Coastal inundation presents a substantial risk to human lives and economic assets, driving the need for effective mitigation strategies. Recently, Nature-Based Solutions (NBS) have emerged as sustainable and adaptive alternatives to traditional "gray" infrastructure for coastal hazard management. Accurate modeling of coastal flooding and its interactions with NBS is essential for effective risk assessment, but challenges remain due to data limitations and modeling uncertainties.

Flood modeling techniques range from simplistic bathtub models to advanced hydromorphodynamic approaches. Simplified dynamic models, such as LISFLOOD-FP, which solve shallow water equations for floodplain processes, offer a practical balance between computational efficiency and accuracy.

This study enhanced LISFLOOD-FP model's ability to simulate coastal flooding by incorporating wave contributions (setup and swash), and their interactions with protective features like temporary dunes, along potential erosion and failures. These advancements were tested in Cesenatico, a coastal town in Emilia-Romagna, Italy, where seasonal dunes are constructed each winter as temporary defenses against flooding.

The enhanced model was validated using two storm events: the 2015 Saint Agatha Storm, which breached dunes and caused extensive flooding, and the 2022 Denise Storm, during which intact dunes mitigated flood impacts. The enhanced LISFLOOD-FP model significantly improved flood simulations, particularly for the 2022 event, accurately reproducing flooded areas in the presence of temporary dunes. These findings underscore the model's ability to capture the protective effects of NBS and highlight the importance of appropriately sizing such defenses.

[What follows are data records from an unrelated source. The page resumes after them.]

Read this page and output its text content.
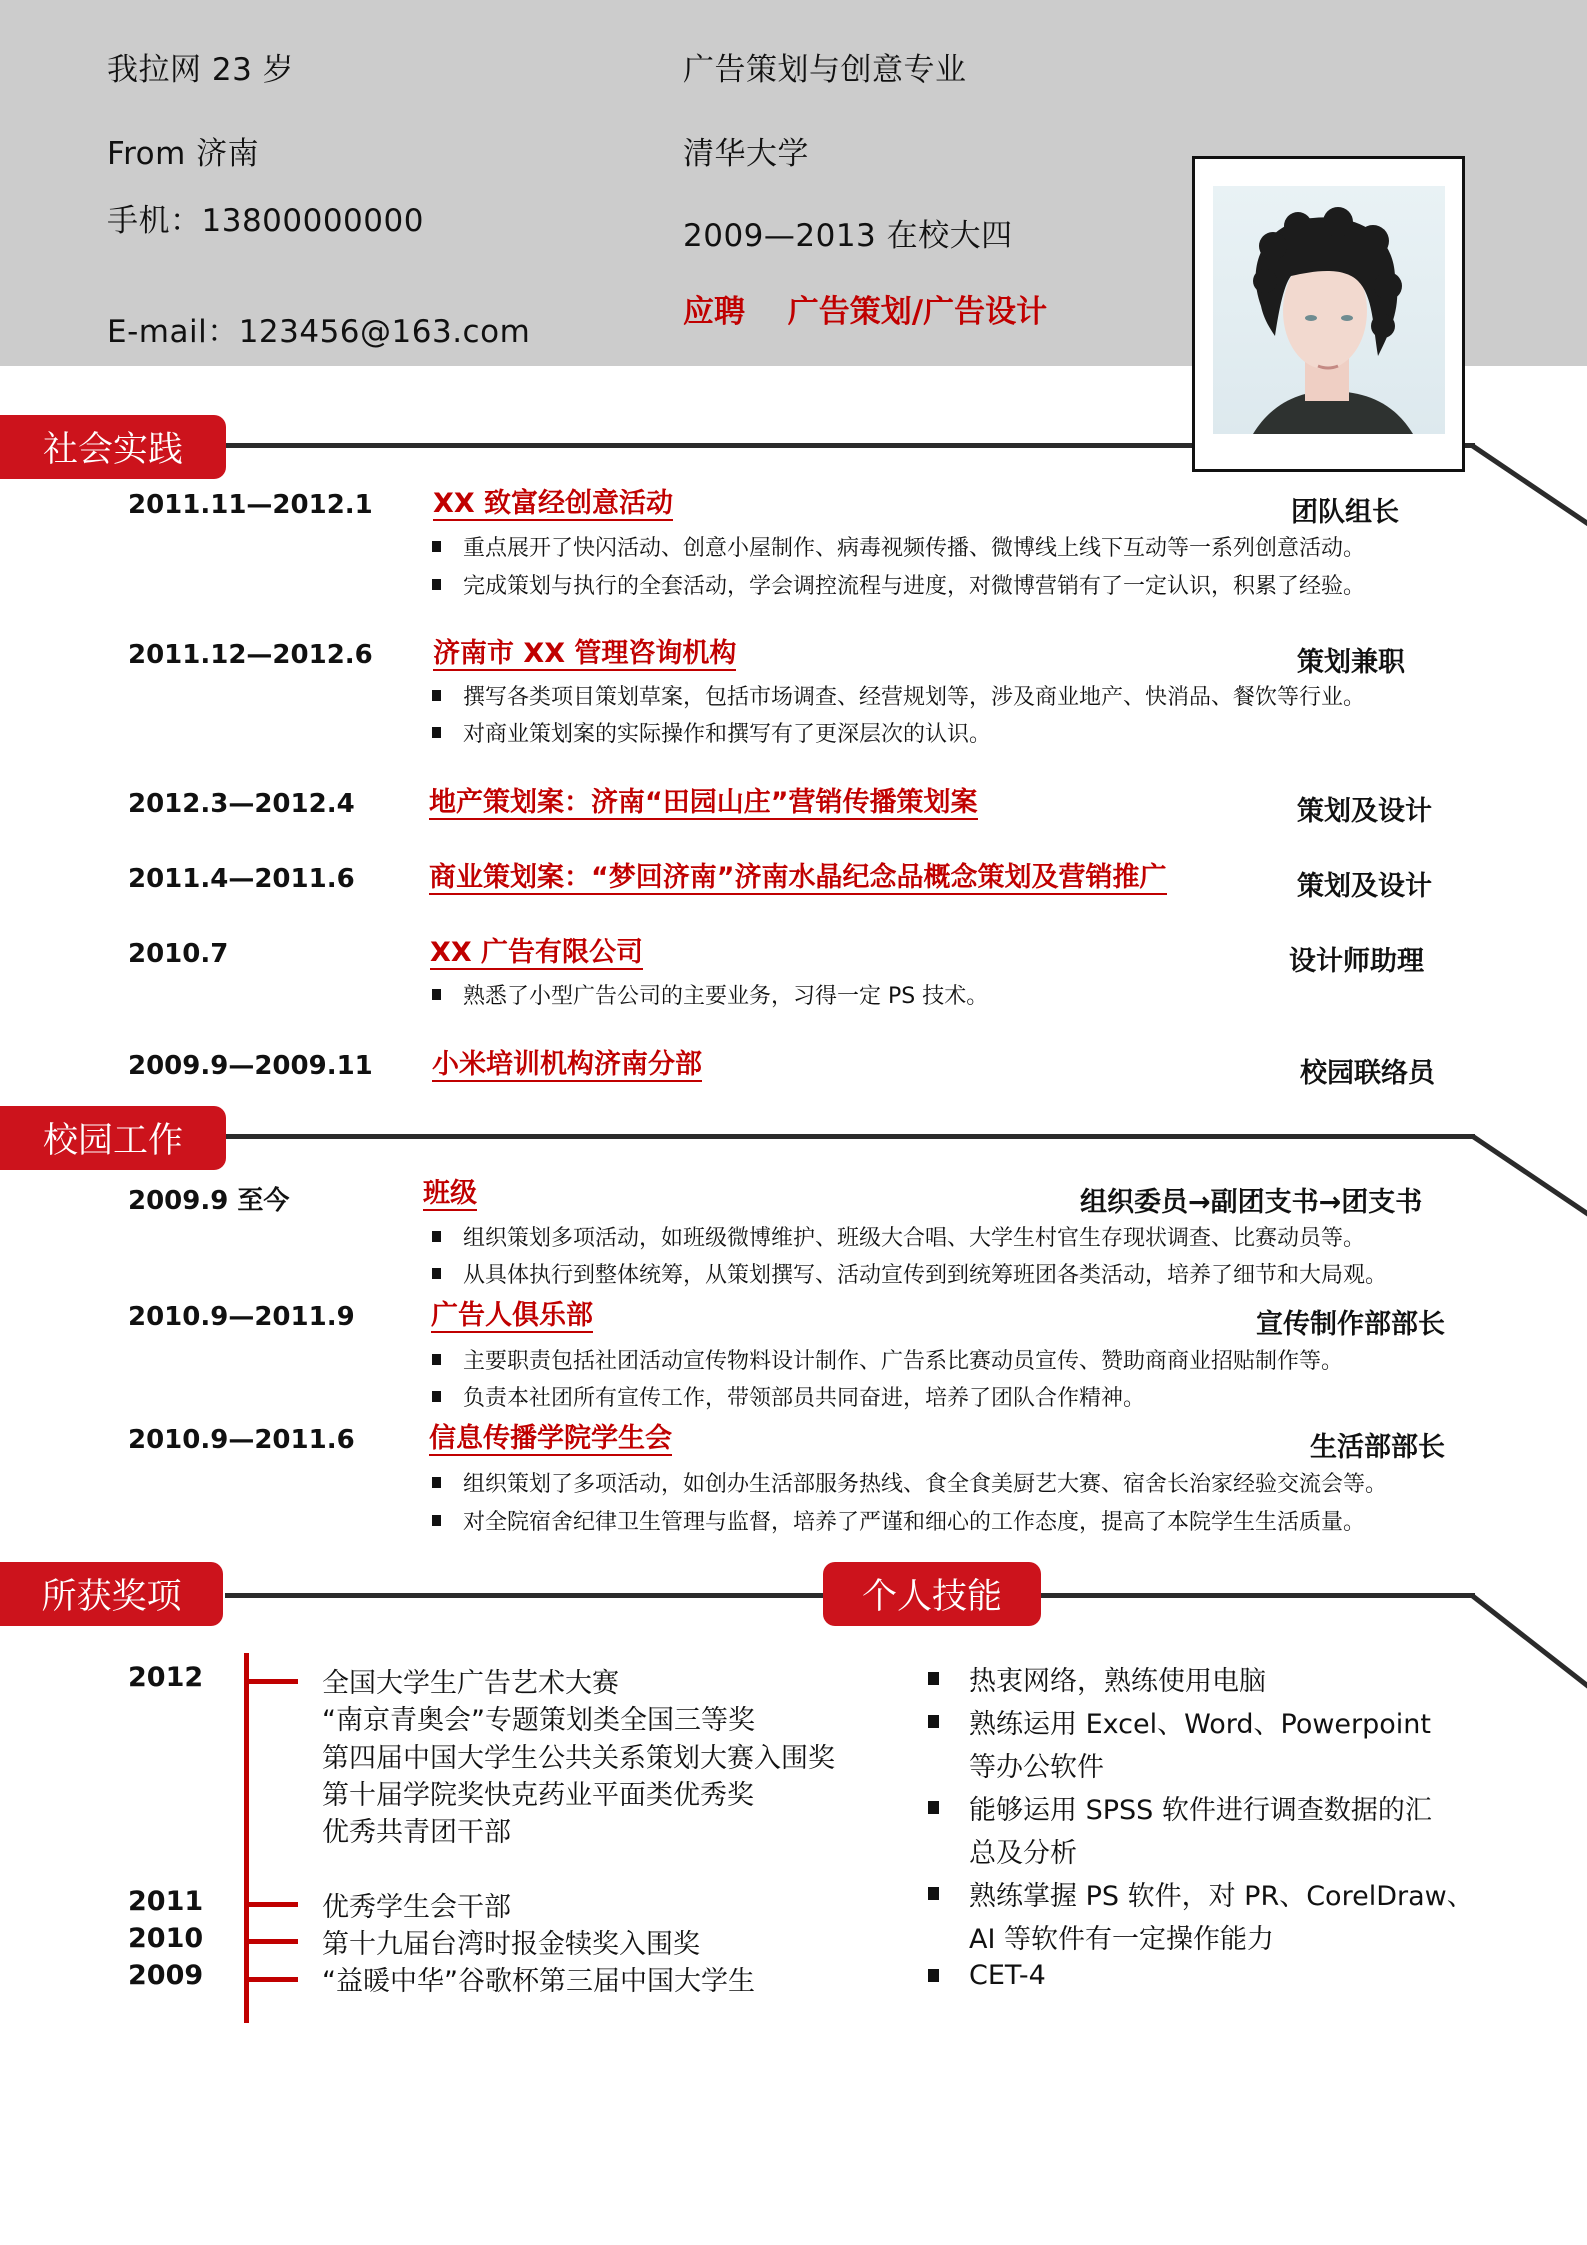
我拉网 23 岁
From 济南
手机：13800000000
E-mail：123456@163.com
广告策划与创意专业
清华大学
2009—2013 在校大四
应聘 广告策划/广告设计
社会实践
2011.11—2012.1 XX 致富经创意活动	团队组长
重点展开了快闪活动、创意小屋制作、病毒视频传播、微博线上线下互动等一系列创意活动。
完成策划与执行的全套活动，学会调控流程与进度，对微博营销有了一定认识，积累了经验。
2011.12—2012.6 济南市 XX 管理咨询机构	策划兼职
撰写各类项目策划草案，包括市场调查、经营规划等，涉及商业地产、快消品、餐饮等行业。
对商业策划案的实际操作和撰写有了更深层次的认识。
2012.3—2012.4	地产策划案：济南“田园山庄”营销传播策划案	策划及设计
2011.4—2011.6	商业策划案：“梦回济南”济南水晶纪念品概念策划及营销推广	策划及设计
2010.7	XX 广告有限公司	设计师助理
熟悉了小型广告公司的主要业务，习得一定 PS 技术。
2009.9—2009.11 小米培训机构济南分部	校园联络员
校园工作
2009.9 至今	班级	组织委员→副团支书→团支书
组织策划多项活动，如班级微博维护、班级大合唱、大学生村官生存现状调查、比赛动员等。
从具体执行到整体统筹，从策划撰写、活动宣传到到统筹班团各类活动，培养了细节和大局观。
2010.9—2011.9	广告人俱乐部	宣传制作部部长
主要职责包括社团活动宣传物料设计制作、广告系比赛动员宣传、赞助商商业招贴制作等。
负责本社团所有宣传工作，带领部员共同奋进，培养了团队合作精神。
2010.9—2011.6	信息传播学院学生会	生活部部长
组织策划了多项活动，如创办生活部服务热线、食全食美厨艺大赛、宿舍长治家经验交流会等。
对全院宿舍纪律卫生管理与监督，培养了严谨和细心的工作态度，提高了本院学生生活质量。
所获奖项	个人技能
2012	全国大学生广告艺术大赛
“南京青奥会”专题策划类全国三等奖
第四届中国大学生公共关系策划大赛入围奖
第十届学院奖快克药业平面类优秀奖
优秀共青团干部
2011	优秀学生会干部
2010	第十九届台湾时报金犊奖入围奖
2009	“益暖中华”谷歌杯第三届中国大学生
热衷网络，熟练使用电脑
熟练运用 Excel、Word、Powerpoint
等办公软件
能够运用 SPSS 软件进行调查数据的汇
总及分析
熟练掌握 PS 软件，对 PR、CorelDraw、
AI 等软件有一定操作能力
CET-4
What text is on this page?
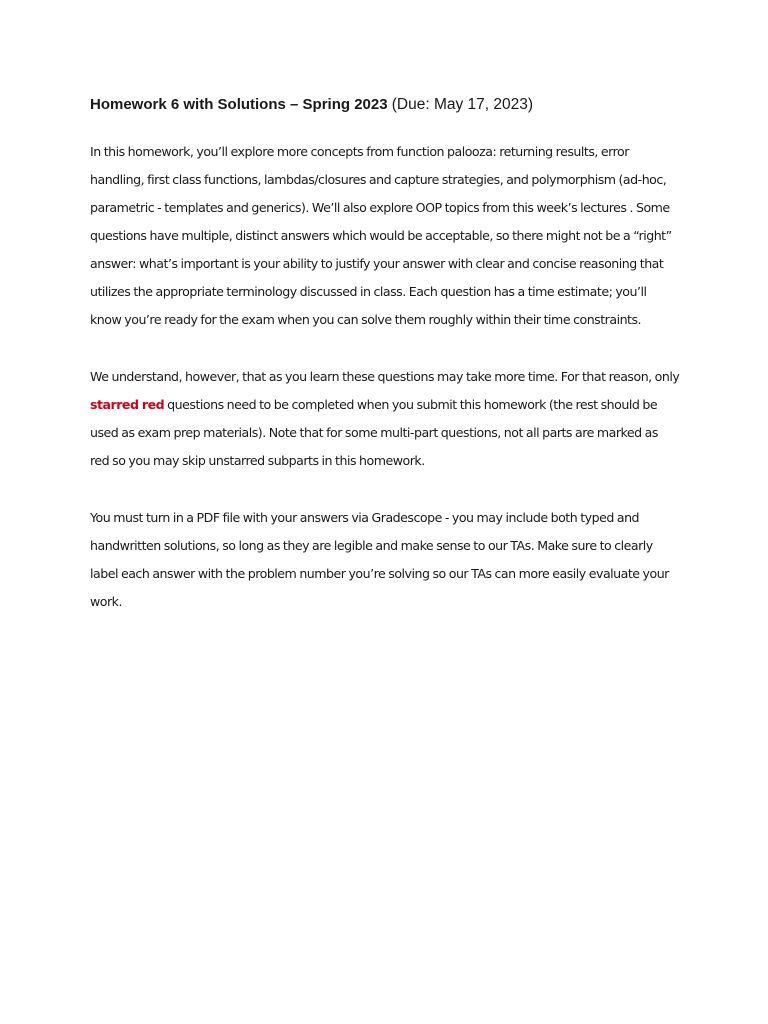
Homework 6 with Solutions – Spring 2023 (Due: May 17, 2023)

In this homework, you’ll explore more concepts from function palooza: returning results, error handling, first class functions, lambdas/closures and capture strategies, and polymorphism (ad-hoc, parametric - templates and generics). We’ll also explore OOP topics from this week’s lectures . Some questions have multiple, distinct answers which would be acceptable, so there might not be a “right” answer: what’s important is your ability to justify your answer with clear and concise reasoning that utilizes the appropriate terminology discussed in class. Each question has a time estimate; you’ll know you’re ready for the exam when you can solve them roughly within their time constraints.

We understand, however, that as you learn these questions may take more time. For that reason, only starred red questions need to be completed when you submit this homework (the rest should be used as exam prep materials). Note that for some multi-part questions, not all parts are marked as red so you may skip unstarred subparts in this homework.

You must turn in a PDF file with your answers via Gradescope - you may include both typed and handwritten solutions, so long as they are legible and make sense to our TAs. Make sure to clearly label each answer with the problem number you’re solving so our TAs can more easily evaluate your work.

The study also underscores the critical impact of data uncertainty on coastal flood modeling. Specifically, the lack of detailed topographic data on the location and dimensions of temporary dunes introduces significant uncertainty, with small variations in dune height—on the scale of centimeters—potentially determining whether dunes collapse or resist storm impacts. This uncertainty is compounded by the scarcity of observational flood maps, which limits rigorous model validation and reliability assessments.

This work represents a significant step toward developing a digital twin of coastal NBS, providing a robust framework for coastal management. Digital twins enable the exploration of "what-if" scenarios, optimization of defenses, evaluation of strategies, and generation of probabilistic flood forecasts, marking an important advancement in sustainable, science-driven coastal resilience planning.